A pesar de que el método de SSH enriquece en gran medida los genes expresados diferencialmente, la muestra substraída siempre va a contener algunos ADNc que correspondan a ARNm comunes tanto al tester como al driver, dependiendo esto en cierta medida en la calidad de la purificación de ARN y en el desarrollo de la sustracción particular. Sin embargo, esto se da mayormente cuando muy pocas especies de ARNm son expresadas diferencialmente en el tester y driver. En general, pocos ARNm expresados diferencialmente y poca diferencia cuantitativa pueden llevar a un background mayor, aun cuando se obtiene un buen enriquecimiento para los ADNc. Cuando se espera que el background presente sea alto, la identificación de los ADNc se recomienda incorporar un paso de tamizaje diferencial como un medio eficiente y adecuado para minimizar el background antes de realizar análisis por northern blot.

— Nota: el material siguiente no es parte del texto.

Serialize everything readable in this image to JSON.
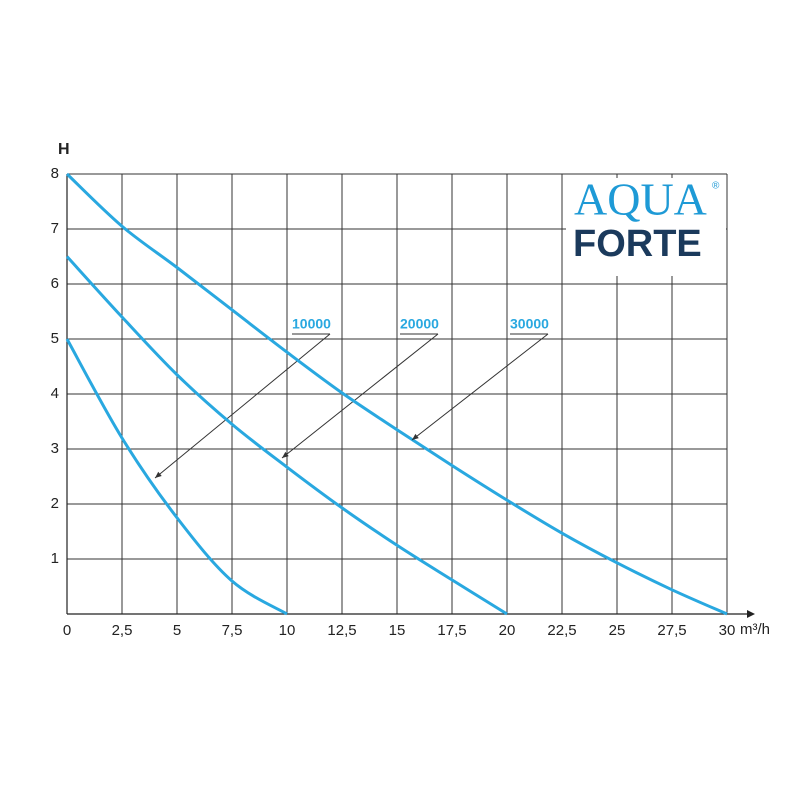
{
  "chart_data": {
    "type": "line",
    "xlabel": "m³/h",
    "ylabel": "H",
    "logo": {
      "top": "AQUA",
      "bottom": "FORTE",
      "mark": "®"
    },
    "xlim": [
      0,
      30
    ],
    "ylim": [
      0,
      8
    ],
    "xticks": [
      0,
      {
        "value": 2.5,
        "label": "2,5"
      },
      5,
      {
        "value": 7.5,
        "label": "7,5"
      },
      10,
      {
        "value": 12.5,
        "label": "12,5"
      },
      15,
      {
        "value": 17.5,
        "label": "17,5"
      },
      20,
      {
        "value": 22.5,
        "label": "22,5"
      },
      25,
      {
        "value": 27.5,
        "label": "27,5"
      },
      30
    ],
    "yticks": [
      1,
      2,
      3,
      4,
      5,
      6,
      7,
      8
    ],
    "grid": true,
    "series": [
      {
        "name": "10000",
        "color": "#29a8e0",
        "x": [
          0,
          2.5,
          5,
          7.5,
          10
        ],
        "values": [
          5,
          3.2,
          1.75,
          0.6,
          0
        ]
      },
      {
        "name": "20000",
        "color": "#29a8e0",
        "x": [
          0,
          2.5,
          5,
          7.5,
          10,
          12.5,
          15,
          17.5,
          20
        ],
        "values": [
          6.5,
          5.4,
          4.35,
          3.45,
          2.67,
          1.93,
          1.25,
          0.62,
          0
        ]
      },
      {
        "name": "30000",
        "color": "#29a8e0",
        "x": [
          0,
          2.5,
          5,
          7.5,
          10,
          12.5,
          15,
          17.5,
          20,
          22.5,
          25,
          27.5,
          30
        ],
        "values": [
          8,
          7.05,
          6.3,
          5.53,
          4.76,
          4.02,
          3.35,
          2.7,
          2.07,
          1.47,
          0.93,
          0.44,
          0
        ]
      }
    ]
  }
}
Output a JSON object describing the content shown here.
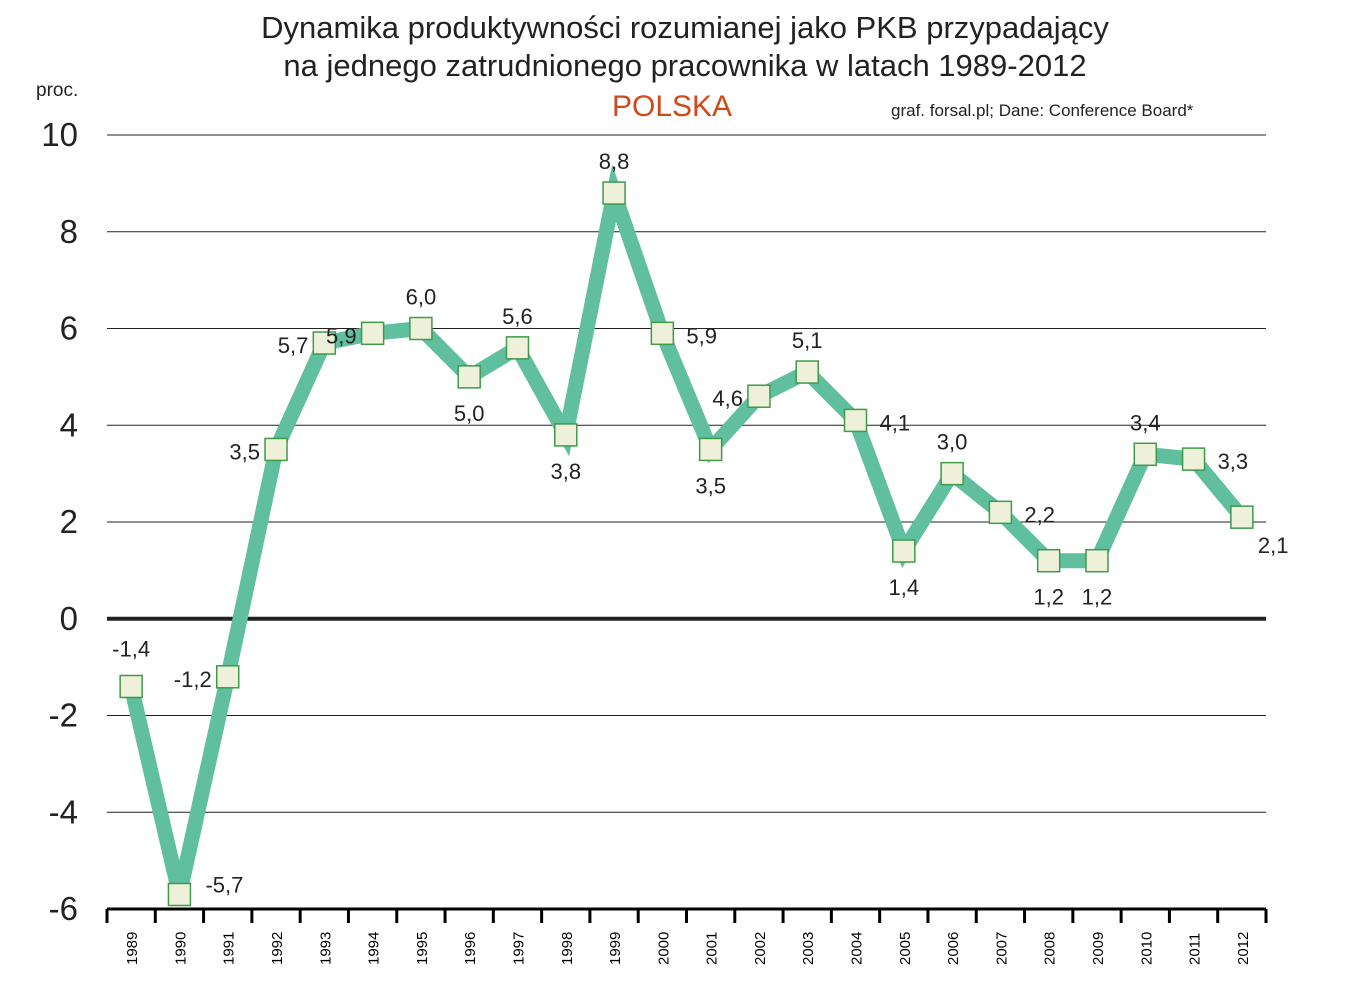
{
  "title_line1": "Dynamika produktywności rozumianej jako PKB przypadający",
  "title_line2": "na jednego zatrudnionego pracownika w latach 1989-2012",
  "subtitle": "POLSKA",
  "source": "graf. forsal.pl;  Dane: Conference Board*",
  "colors": {
    "line": "#5fbf9f",
    "marker_fill": "#eef0da",
    "marker_stroke": "#3f9a4a",
    "subtitle": "#d0491a",
    "grid": "#222222"
  },
  "chart_data": {
    "type": "line",
    "title": "Dynamika produktywności rozumianej jako PKB przypadający na jednego zatrudnionego pracownika w latach 1989-2012",
    "subtitle": "POLSKA",
    "ylabel": "proc.",
    "xlabel": "",
    "ylim": [
      -6,
      10
    ],
    "yticks": [
      10,
      8,
      6,
      4,
      2,
      0,
      -2,
      -4,
      -6
    ],
    "grid": true,
    "categories": [
      "1989",
      "1990",
      "1991",
      "1992",
      "1993",
      "1994",
      "1995",
      "1996",
      "1997",
      "1998",
      "1999",
      "2000",
      "2001",
      "2002",
      "2003",
      "2004",
      "2005",
      "2006",
      "2007",
      "2008",
      "2009",
      "2010",
      "2011",
      "2012"
    ],
    "values": [
      -1.4,
      -5.7,
      -1.2,
      3.5,
      5.7,
      5.9,
      6.0,
      5.0,
      5.6,
      3.8,
      8.8,
      5.9,
      3.5,
      4.6,
      5.1,
      4.1,
      1.4,
      3.0,
      2.2,
      1.2,
      1.2,
      3.4,
      3.3,
      2.1
    ],
    "data_labels": [
      "-1,4",
      "-5,7",
      "-1,2",
      "3,5",
      "5,7",
      "5,9",
      "6,0",
      "5,0",
      "5,6",
      "3,8",
      "8,8",
      "5,9",
      "3,5",
      "4,6",
      "5,1",
      "4,1",
      "1,4",
      "3,0",
      "2,2",
      "1,2",
      "1,2",
      "3,4",
      "3,3",
      "2,1"
    ],
    "tick_labels_y": [
      "10",
      "8",
      "6",
      "4",
      "2",
      "0",
      "-2",
      "-4",
      "-6"
    ]
  }
}
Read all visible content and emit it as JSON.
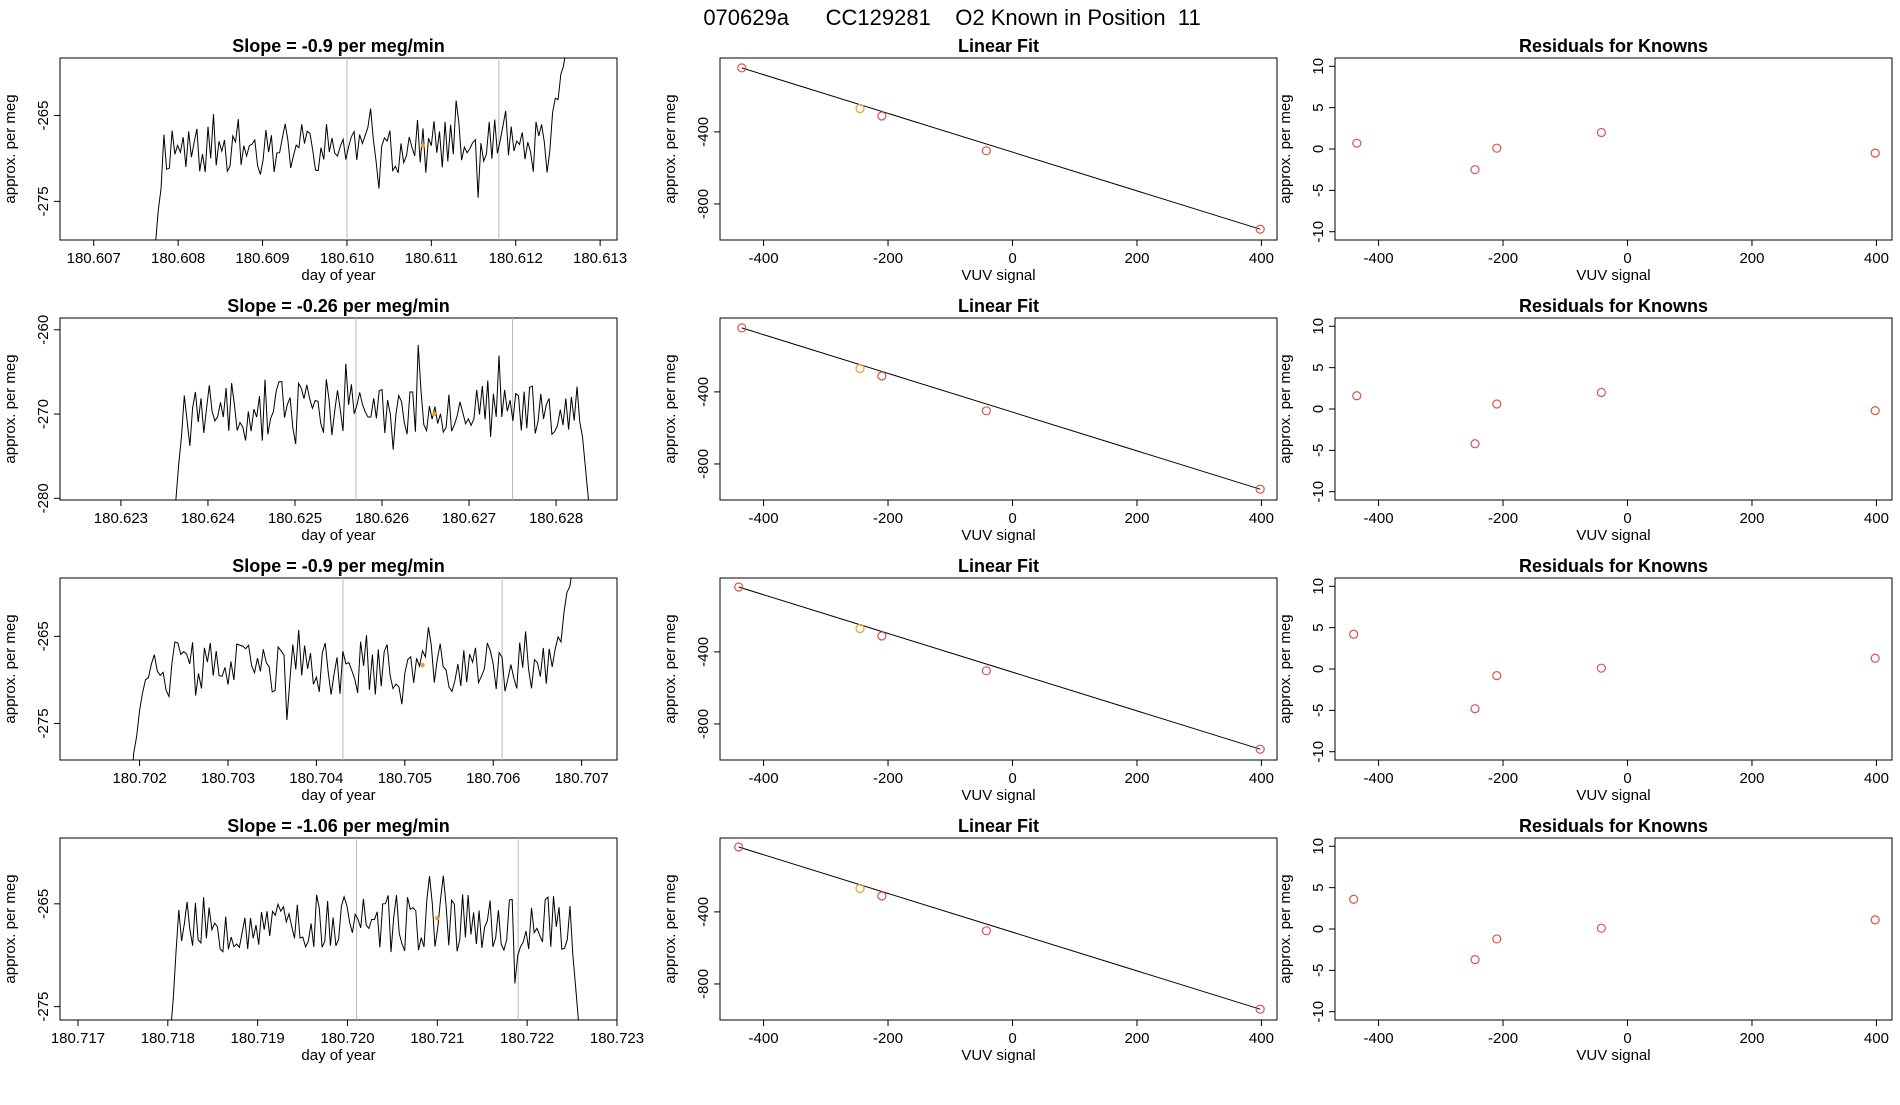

Hay dos tipos de tamizaje diferencial de una librería substraída. El primero es hibridizar la librería substraída con sondas ADNc marcado con [α32P]dCTP sintetizadas directamente de los ARNm del tester y del driver. Los clones correspondientes a los ARNm expresados diferencialmente van a hibridizar con las sondas del tester y no con las sondas del driver. Aunque este método es ampliamente usado, tiene una desventaja importante: solamente las moléculas de ADNc correspondientes a ARNm altamente abundantes (ARNm que constituyen más del ~0.2% del ADNc total en las sondas) puede hibridizar con los clones. Clones correspondientes a ARNm de baja abundancia expresados diferencialmente no van a ser detectados por este proceso de tamizaje. Para evitar perder genes de baja abundancia se puede usar un proceso en el que la librería substraída es hibridizadas con mezclas de ADNc substraídas forward y reverse. Los clones representando los ARNm que son realmente expresados diferencialmente van a hibridizar solamente con la sonda forward; clones que hibridizan con la sonda reverse van a ser muy probablemente genes expresados constitutivamente.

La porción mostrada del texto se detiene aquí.